Expressions Régulières et Wildcards¶
In the GNU/Linux operating system, regular expressions and wildcards often have the same symbol (or style), so people often confuse them.
What is the difference between regular expressions and wildcards?
Similitudes :
- They have the same symbol but represent entirely different meanings.
Différences :
- Regular expressions match file content; Wildcards are typically used to match file or directory names.
- Regular expressions are typically used on commands such as
grep,sed,awk, and so on. - Les caractères génériques sont couramment utilisés avec des commandes telles que
cp,find,mv,touch,ls, etc.
Wildcards et GNU/Linux¶
GNU/Linux operating systems support these wildcards:
| style de wildcards | Rôle |
|---|---|
| ? | Matches one character of a file or directory name. |
| * | Matches 0 or more arbitrary characters of a file or directory name. |
| [ ] | Matches any single character in parentheses. For example, [one] which means to match o or n or e. |
| [-] | Matches any single character within the given range in parentheses. For example, [0-9] matches any single number from 0 to 9. |
| [^] | "logical non" matching of a single character. For example, [^a-zA-Z] represents matching a single non-letter character. |
| {,} | Non continuous matching of multiple single characters. Séparés par des virgules. |
| {..} | Tout comme [-]. Par exemple, {0..9} et {a..z} |
Different commands have different support for wildcard styles:
find: prend en charge *, ?, [ ], [-], [^]ls: All supportedmkdir: prend en charge {,} and {..}touch: prend en charge {,} and {..}mv: tous pris en chargecp: tous pris en charge
Par exemple :
Shell > mkdir -p /root/dir{1..3}
Shell > cd /root/dir1/
Shell > touch file{1,5,9}
Shell > cd
Shell > mv /root/dir1/file[1-9] /root/dir2/
Shell > cp /root/dir2/file{1..9} /root/dir3/
Shell > find / -iname "dir[1-9]" -a -type d
Regular expressions in GNU/Linux¶
Two major schools of regular expressions exist due to historical development:
- POSIX :
- BRE(basic regular expression)
- ERE (expression régulière étendue)
- Classe de caractères POSIX
- PCRE (Perl Compatible Regular Expressions): The most common among various programming languages.

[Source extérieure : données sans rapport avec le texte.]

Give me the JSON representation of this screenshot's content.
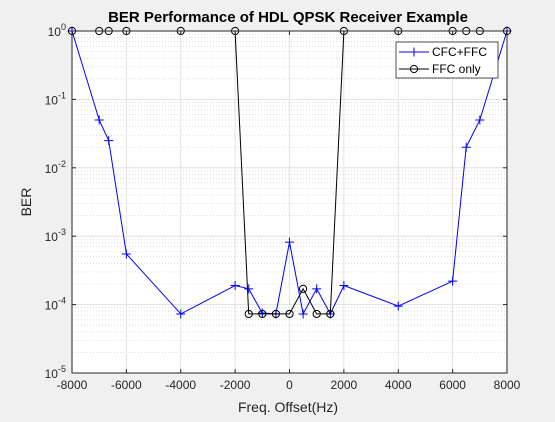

| BRE | ERE | Classe de caractères POSIX | PCRE | |
|---|---|---|---|---|
grep |
√ | √ (nécessite l'option -E) |
√ | √ (nécessite l'option -P) |
sed |
√ | √ (nécessite l'option -r) |
√ | × |
awk |
√ | √ | √ | × |
For more on regular expressions, visit this website for more helpful information.
BRE¶
BRE (Basic Regular Expression) is the oldest type of regular expression, introduced by the grep command in UNIX systems and the ed text editor.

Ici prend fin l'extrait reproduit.